Portraits of Wojnarowicz are here, including one of the artist reclining, one of Hujar’s favorite positions for his subjects. This pose, which can convey a range of vibes, from the relaxed to the mildly perturbed or the vulnerable, often found Hujar’s acquaintances lying in their own beds. They include Sontag; the writer Fran Lebowitz; the actor, director, and playwright Charles Ludlam (1943-1987); the John Waters film actress Cookie Mueller (1949-1989); and the Warhol Superstar Jackie Curtis (1947-1985), caught out of drag in an affectionate cuddle with a sheepish-looking Lance Loud (1951-2001), the television personality-turned-magazine columnist whose coming-out as a gay teenager on national television in 1973 (in the PBS documentary, An American Family) became a media milestone. One of the best-known of these images is Hujar’s Candy Darling on Her Deathbed (1973), in which the transgender Warhol Superstar, in tragic-fabulous demise, commands her last big scene, surrounded by flowers and lit, like Dietrich, from above. Many of the subjects of such portraits, like the photographer himself, died of AIDS-related illnesses.
“Hujar crafted the portrait of a city in free fall, complementing Wojnarowicz’s dark vision of Reagan-era America,” the exhibition’s wall text points out, summarizing an overarching theme and maybe also the portent of the photographer’s oeuvre. In the catalogue, Smith writes that, when Hujar died in 1987, at the age of 53, “[t]o a small, AIDS-ravaged downtown constituency, [his] was a name to conjure with, but it would take decades for a wider culture to come around to him. […] If Hujar can be said to have finally hit his stride, it was in the 1980s, as a mentor to Wojnarowicz and an inspiration to other young artists in the exploding East Village art scene.” For them, Smith continues, Hujar “epitomized a commitment to remaining underground.”
“One thing I won’t answer is anything about why I do what I do,” Hujar told Wojnarowicz. Separately, he also remarked, “My work comes out of my life. The people I photograph are not freaks or curiosities to me. I like people who dare.”
Maybe that observation holds a clue to understanding why the period to which Hujar’s work notably bears witness has become so nostalgia-worthy today.
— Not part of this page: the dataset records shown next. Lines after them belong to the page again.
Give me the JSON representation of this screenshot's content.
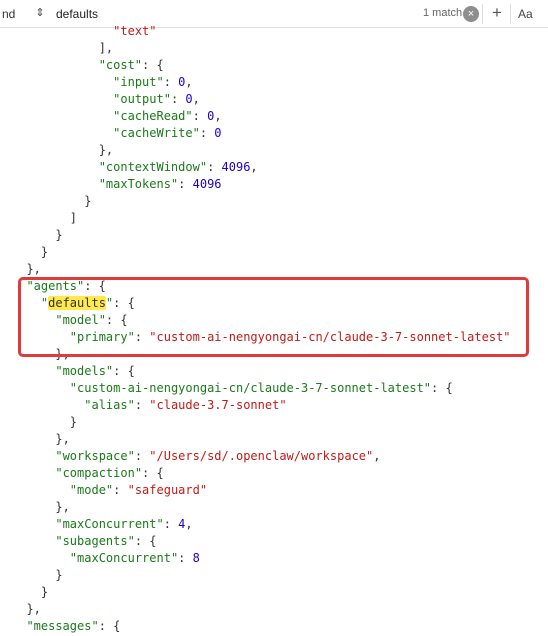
{
  "find_bar": {
    "mode_label": "nd",
    "search_value": "defaults",
    "match_count": "1 match",
    "clear_symbol": "×",
    "add_symbol": "+",
    "case_label": "Aa"
  },
  "code_lines": [
    {
      "indent": 14,
      "tokens": [
        {
          "t": "s",
          "v": "\"text\""
        }
      ]
    },
    {
      "indent": 12,
      "tokens": [
        {
          "t": "p",
          "v": "],"
        }
      ]
    },
    {
      "indent": 12,
      "tokens": [
        {
          "t": "k",
          "v": "\"cost\""
        },
        {
          "t": "p",
          "v": ": {"
        }
      ]
    },
    {
      "indent": 14,
      "tokens": [
        {
          "t": "k",
          "v": "\"input\""
        },
        {
          "t": "p",
          "v": ": "
        },
        {
          "t": "n",
          "v": "0"
        },
        {
          "t": "p",
          "v": ","
        }
      ]
    },
    {
      "indent": 14,
      "tokens": [
        {
          "t": "k",
          "v": "\"output\""
        },
        {
          "t": "p",
          "v": ": "
        },
        {
          "t": "n",
          "v": "0"
        },
        {
          "t": "p",
          "v": ","
        }
      ]
    },
    {
      "indent": 14,
      "tokens": [
        {
          "t": "k",
          "v": "\"cacheRead\""
        },
        {
          "t": "p",
          "v": ": "
        },
        {
          "t": "n",
          "v": "0"
        },
        {
          "t": "p",
          "v": ","
        }
      ]
    },
    {
      "indent": 14,
      "tokens": [
        {
          "t": "k",
          "v": "\"cacheWrite\""
        },
        {
          "t": "p",
          "v": ": "
        },
        {
          "t": "n",
          "v": "0"
        }
      ]
    },
    {
      "indent": 12,
      "tokens": [
        {
          "t": "p",
          "v": "},"
        }
      ]
    },
    {
      "indent": 12,
      "tokens": [
        {
          "t": "k",
          "v": "\"contextWindow\""
        },
        {
          "t": "p",
          "v": ": "
        },
        {
          "t": "n",
          "v": "4096"
        },
        {
          "t": "p",
          "v": ","
        }
      ]
    },
    {
      "indent": 12,
      "tokens": [
        {
          "t": "k",
          "v": "\"maxTokens\""
        },
        {
          "t": "p",
          "v": ": "
        },
        {
          "t": "n",
          "v": "4096"
        }
      ]
    },
    {
      "indent": 10,
      "tokens": [
        {
          "t": "p",
          "v": "}"
        }
      ]
    },
    {
      "indent": 8,
      "tokens": [
        {
          "t": "p",
          "v": "]"
        }
      ]
    },
    {
      "indent": 6,
      "tokens": [
        {
          "t": "p",
          "v": "}"
        }
      ]
    },
    {
      "indent": 4,
      "tokens": [
        {
          "t": "p",
          "v": "}"
        }
      ]
    },
    {
      "indent": 2,
      "tokens": [
        {
          "t": "p",
          "v": "},"
        }
      ]
    },
    {
      "indent": 2,
      "tokens": [
        {
          "t": "k",
          "v": "\"agents\""
        },
        {
          "t": "p",
          "v": ": {"
        }
      ]
    },
    {
      "indent": 4,
      "tokens": [
        {
          "t": "k",
          "v": "\""
        },
        {
          "t": "hl",
          "v": "defaults"
        },
        {
          "t": "k",
          "v": "\""
        },
        {
          "t": "p",
          "v": ": {"
        }
      ]
    },
    {
      "indent": 6,
      "tokens": [
        {
          "t": "k",
          "v": "\"model\""
        },
        {
          "t": "p",
          "v": ": {"
        }
      ]
    },
    {
      "indent": 8,
      "tokens": [
        {
          "t": "k",
          "v": "\"primary\""
        },
        {
          "t": "p",
          "v": ": "
        },
        {
          "t": "s",
          "v": "\"custom-ai-nengyongai-cn/claude-3-7-sonnet-latest\""
        }
      ]
    },
    {
      "indent": 6,
      "tokens": [
        {
          "t": "p",
          "v": "},"
        }
      ]
    },
    {
      "indent": 6,
      "tokens": [
        {
          "t": "k",
          "v": "\"models\""
        },
        {
          "t": "p",
          "v": ": {"
        }
      ]
    },
    {
      "indent": 8,
      "tokens": [
        {
          "t": "k",
          "v": "\"custom-ai-nengyongai-cn/claude-3-7-sonnet-latest\""
        },
        {
          "t": "p",
          "v": ": {"
        }
      ]
    },
    {
      "indent": 10,
      "tokens": [
        {
          "t": "k",
          "v": "\"alias\""
        },
        {
          "t": "p",
          "v": ": "
        },
        {
          "t": "s",
          "v": "\"claude-3.7-sonnet\""
        }
      ]
    },
    {
      "indent": 8,
      "tokens": [
        {
          "t": "p",
          "v": "}"
        }
      ]
    },
    {
      "indent": 6,
      "tokens": [
        {
          "t": "p",
          "v": "},"
        }
      ]
    },
    {
      "indent": 6,
      "tokens": [
        {
          "t": "k",
          "v": "\"workspace\""
        },
        {
          "t": "p",
          "v": ": "
        },
        {
          "t": "s",
          "v": "\"/Users/sd/.openclaw/workspace\""
        },
        {
          "t": "p",
          "v": ","
        }
      ]
    },
    {
      "indent": 6,
      "tokens": [
        {
          "t": "k",
          "v": "\"compaction\""
        },
        {
          "t": "p",
          "v": ": {"
        }
      ]
    },
    {
      "indent": 8,
      "tokens": [
        {
          "t": "k",
          "v": "\"mode\""
        },
        {
          "t": "p",
          "v": ": "
        },
        {
          "t": "s",
          "v": "\"safeguard\""
        }
      ]
    },
    {
      "indent": 6,
      "tokens": [
        {
          "t": "p",
          "v": "},"
        }
      ]
    },
    {
      "indent": 6,
      "tokens": [
        {
          "t": "k",
          "v": "\"maxConcurrent\""
        },
        {
          "t": "p",
          "v": ": "
        },
        {
          "t": "n",
          "v": "4"
        },
        {
          "t": "p",
          "v": ","
        }
      ]
    },
    {
      "indent": 6,
      "tokens": [
        {
          "t": "k",
          "v": "\"subagents\""
        },
        {
          "t": "p",
          "v": ": {"
        }
      ]
    },
    {
      "indent": 8,
      "tokens": [
        {
          "t": "k",
          "v": "\"maxConcurrent\""
        },
        {
          "t": "p",
          "v": ": "
        },
        {
          "t": "n",
          "v": "8"
        }
      ]
    },
    {
      "indent": 6,
      "tokens": [
        {
          "t": "p",
          "v": "}"
        }
      ]
    },
    {
      "indent": 4,
      "tokens": [
        {
          "t": "p",
          "v": "}"
        }
      ]
    },
    {
      "indent": 2,
      "tokens": [
        {
          "t": "p",
          "v": "},"
        }
      ]
    },
    {
      "indent": 2,
      "tokens": [
        {
          "t": "k",
          "v": "\"messages\""
        },
        {
          "t": "p",
          "v": ": {"
        }
      ]
    }
  ],
  "colors": {
    "key": "#1a7a1a",
    "string": "#c41a16",
    "number": "#1c00cf",
    "match_highlight": "#ffe94d",
    "annotation_box": "#e03b3b"
  }
}
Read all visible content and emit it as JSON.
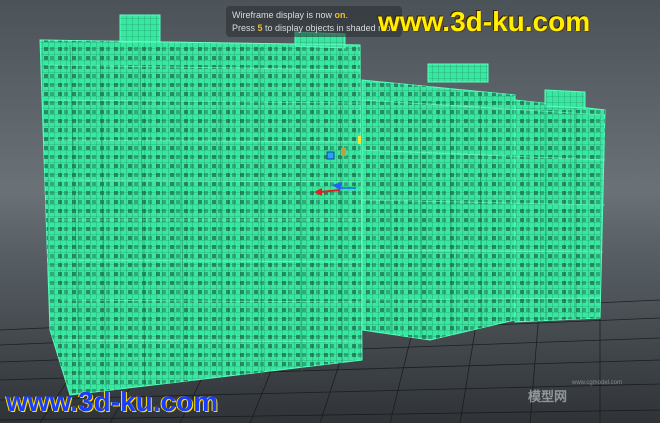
{
  "hud": {
    "line1_prefix": "Wireframe display is now ",
    "line1_state": "on",
    "line1_suffix": ".",
    "line2_prefix": "Press ",
    "line2_key": "5",
    "line2_suffix": " to display objects in shaded mo"
  },
  "watermark": {
    "top": "www.3d-ku.com",
    "bottom": "www.3d-ku.com"
  },
  "logo": {
    "text": "模型网",
    "sub": "www.cgmodel.com"
  },
  "colors": {
    "wireframe": "#3cf5a8",
    "viewport_bg": "#5f676c",
    "grid": "#1a1d20",
    "hud_highlight": "#f0c020"
  },
  "icons": [
    "manipulator-x-arrow-icon",
    "manipulator-y-arrow-icon",
    "manipulator-z-arrow-icon",
    "pivot-icon"
  ]
}
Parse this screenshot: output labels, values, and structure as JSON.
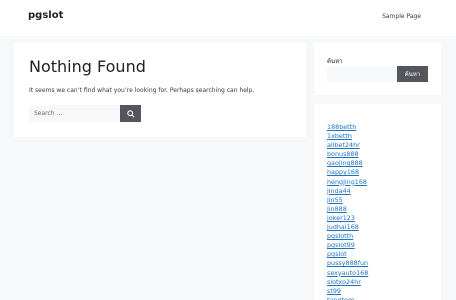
{
  "header": {
    "site_title": "pgslot",
    "nav_link": "Sample Page"
  },
  "main": {
    "title": "Nothing Found",
    "message": "It seems we can’t find what you’re looking for. Perhaps searching can help.",
    "search_placeholder": "Search …",
    "search_icon": "search-icon"
  },
  "sidebar": {
    "search_label": "ค้นหา",
    "search_button": "ค้นหา",
    "links": [
      "188betth",
      "1xbetth",
      "allbet24hr",
      "bonus888",
      "gaojing888",
      "happy168",
      "hengjing168",
      "jinda44",
      "jin55",
      "jin888",
      "joker123",
      "judhai168",
      "pgslotth",
      "pgslot99",
      "pgslot",
      "pussy888fun",
      "sexyauto168",
      "slotxo24hr",
      "st99",
      "tangtem"
    ]
  },
  "colors": {
    "background": "#f7f8f9",
    "card": "#ffffff",
    "button": "#55555e",
    "link": "#1e73be"
  }
}
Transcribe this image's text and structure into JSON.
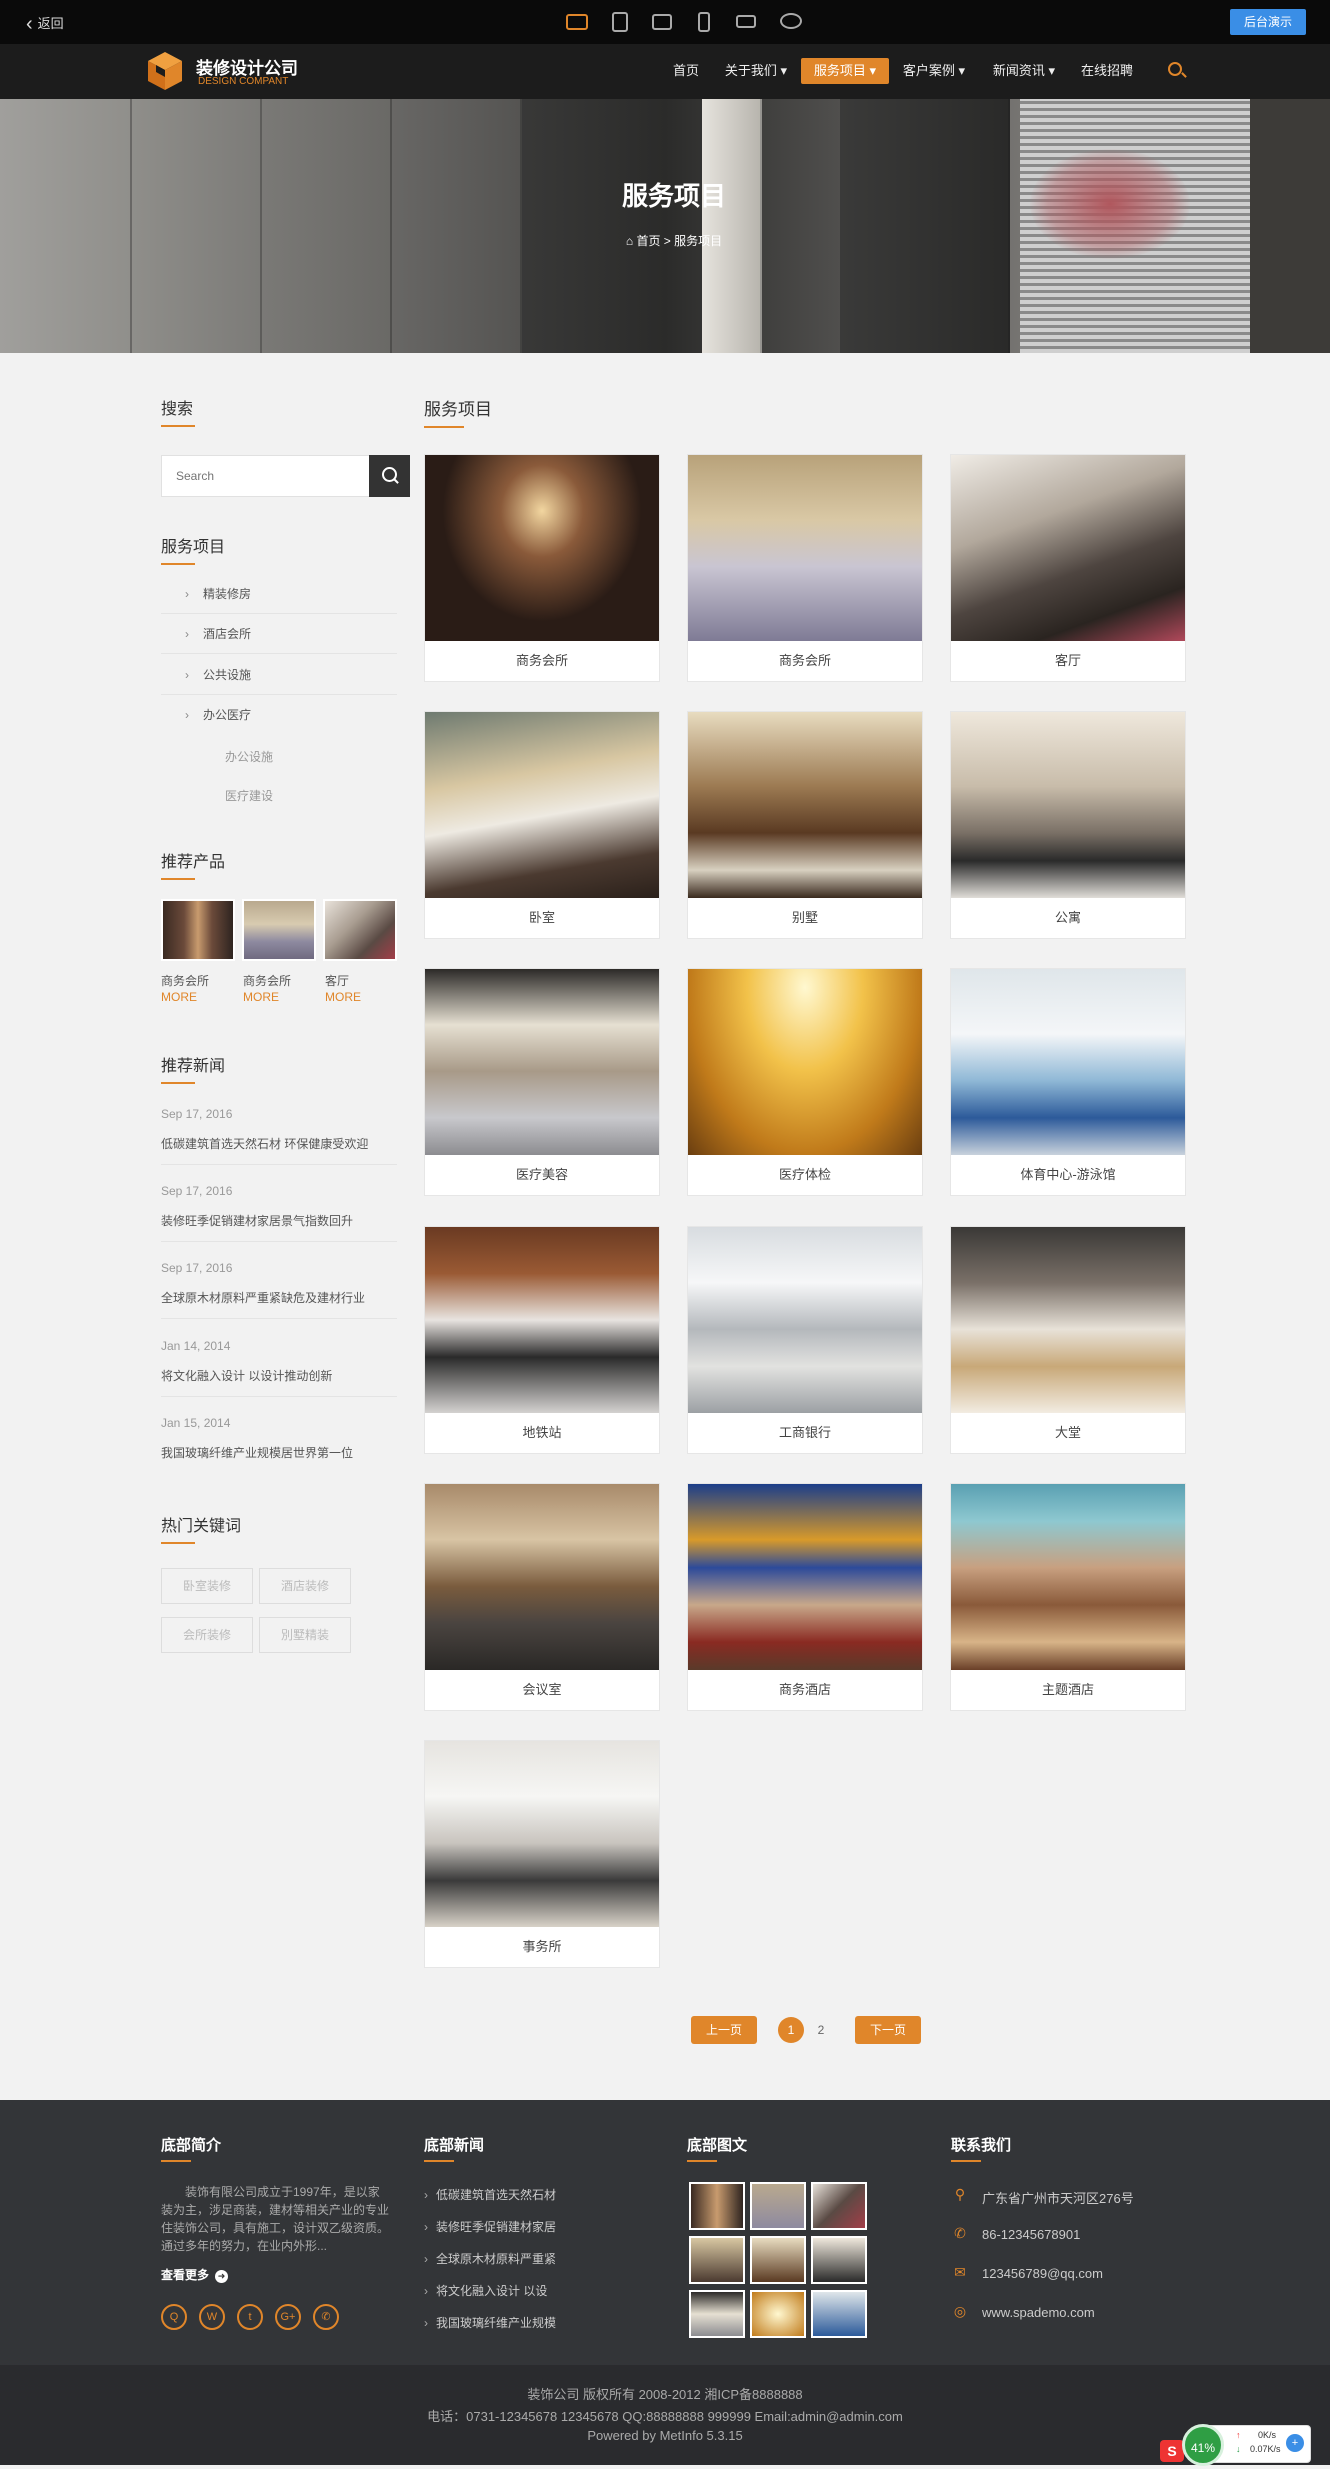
{
  "topbar": {
    "back_label": "返回",
    "devices": [
      "desktop-icon",
      "tablet-icon",
      "tablet-landscape-icon",
      "phone-icon",
      "phone-landscape-icon",
      "wechat-icon"
    ],
    "demo_label": "后台演示"
  },
  "nav": {
    "logo_title": "装修设计公司",
    "logo_sub": "DESIGN COMPANT",
    "items": [
      {
        "label": "首页"
      },
      {
        "label": "关于我们 ▾"
      },
      {
        "label": "服务项目 ▾"
      },
      {
        "label": "客户案例 ▾"
      },
      {
        "label": "新闻资讯 ▾"
      },
      {
        "label": "在线招聘"
      }
    ],
    "active": "服务项目"
  },
  "banner": {
    "title": "服务项目",
    "breadcrumb": "⌂ 首页 > 服务项目"
  },
  "sidebar": {
    "search_title": "搜索",
    "search_placeholder": "Search",
    "categories_title": "服务项目",
    "categories": [
      {
        "label": "精装修房"
      },
      {
        "label": "酒店会所"
      },
      {
        "label": "公共设施"
      },
      {
        "label": "办公医疗"
      }
    ],
    "subcategories": [
      {
        "label": "办公设施"
      },
      {
        "label": "医疗建设"
      }
    ],
    "products_title": "推荐产品",
    "products": [
      {
        "name": "商务会所",
        "more": "MORE"
      },
      {
        "name": "商务会所",
        "more": "MORE"
      },
      {
        "name": "客厅",
        "more": "MORE"
      }
    ],
    "news_title": "推荐新闻",
    "news": [
      {
        "date": "Sep 17, 2016",
        "title": "低碳建筑首选天然石材 环保健康受欢迎"
      },
      {
        "date": "Sep 17, 2016",
        "title": "装修旺季促销建材家居景气指数回升"
      },
      {
        "date": "Sep 17, 2016",
        "title": "全球原木材原料严重紧缺危及建材行业"
      },
      {
        "date": "Jan 14, 2014",
        "title": "将文化融入设计 以设计推动创新"
      },
      {
        "date": "Jan 15, 2014",
        "title": "我国玻璃纤维产业规模居世界第一位"
      }
    ],
    "keywords_title": "热门关键词",
    "keywords": [
      {
        "label": "卧室装修"
      },
      {
        "label": "酒店装修"
      },
      {
        "label": "会所装修"
      },
      {
        "label": "別墅精装"
      }
    ]
  },
  "main": {
    "title": "服务项目",
    "items": [
      {
        "caption": "商务会所"
      },
      {
        "caption": "商务会所"
      },
      {
        "caption": "客厅"
      },
      {
        "caption": "卧室"
      },
      {
        "caption": "别墅"
      },
      {
        "caption": "公寓"
      },
      {
        "caption": "医疗美容"
      },
      {
        "caption": "医疗体检"
      },
      {
        "caption": "体育中心-游泳馆"
      },
      {
        "caption": "地铁站"
      },
      {
        "caption": "工商银行"
      },
      {
        "caption": "大堂"
      },
      {
        "caption": "会议室"
      },
      {
        "caption": "商务酒店"
      },
      {
        "caption": "主题酒店"
      },
      {
        "caption": "事务所"
      }
    ],
    "pagination": {
      "prev": "上一页",
      "pages": [
        "1",
        "2"
      ],
      "current": "1",
      "next": "下一页"
    }
  },
  "footer": {
    "about_title": "底部简介",
    "about_text": "装饰有限公司成立于1997年，是以家装为主，涉足商装，建材等相关产业的专业住装饰公司，具有施工，设计双乙级资质。通过多年的努力，在业内外形...",
    "about_more": "查看更多",
    "social": [
      "qq-icon",
      "weibo-icon",
      "twitter-icon",
      "google-plus-icon",
      "wechat-icon"
    ],
    "news_title": "底部新闻",
    "news": [
      {
        "label": "低碳建筑首选天然石材"
      },
      {
        "label": "装修旺季促销建材家居"
      },
      {
        "label": "全球原木材原料严重紧"
      },
      {
        "label": "将文化融入设计 以设"
      },
      {
        "label": "我国玻璃纤维产业规模"
      }
    ],
    "gallery_title": "底部图文",
    "contact_title": "联系我们",
    "contact": [
      {
        "icon": "location-icon",
        "text": "广东省广州市天河区276号"
      },
      {
        "icon": "phone-icon",
        "text": "86-12345678901"
      },
      {
        "icon": "mail-icon",
        "text": "123456789@qq.com"
      },
      {
        "icon": "globe-icon",
        "text": "www.spademo.com"
      }
    ]
  },
  "bottom": {
    "line1": "装饰公司 版权所有 2008-2012 湘ICP备8888888",
    "line2": "电话：0731-12345678 12345678 QQ:88888888 999999 Email:admin@admin.com",
    "line3": "Powered by MetInfo 5.3.15"
  },
  "widget": {
    "percent": "41%",
    "up": "0K/s",
    "down": "0.07K/s"
  },
  "colors": {
    "accent": "#e0862a",
    "nav_bg": "#1c1c1c",
    "footer_bg": "#333538",
    "demo_button": "#3a8ee6"
  }
}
Could it be that, what’s really enticing about the ’80s is the recognition that, in that time before the triumph of corporate homogenization, soulless branding, and banal social media, there were communities of ambitious, talented, fearless people who plugged in their synthesizers, picked up their brushes, slapped on their makeup and dared to dance, make art, and make love — inventively and joyously, even in the face of death?
Peter Hujar: Speed of Life continues at the Morgan Library & Museum (225 Madison Avenue, Midtown, Manhattan) through May 20, 2018.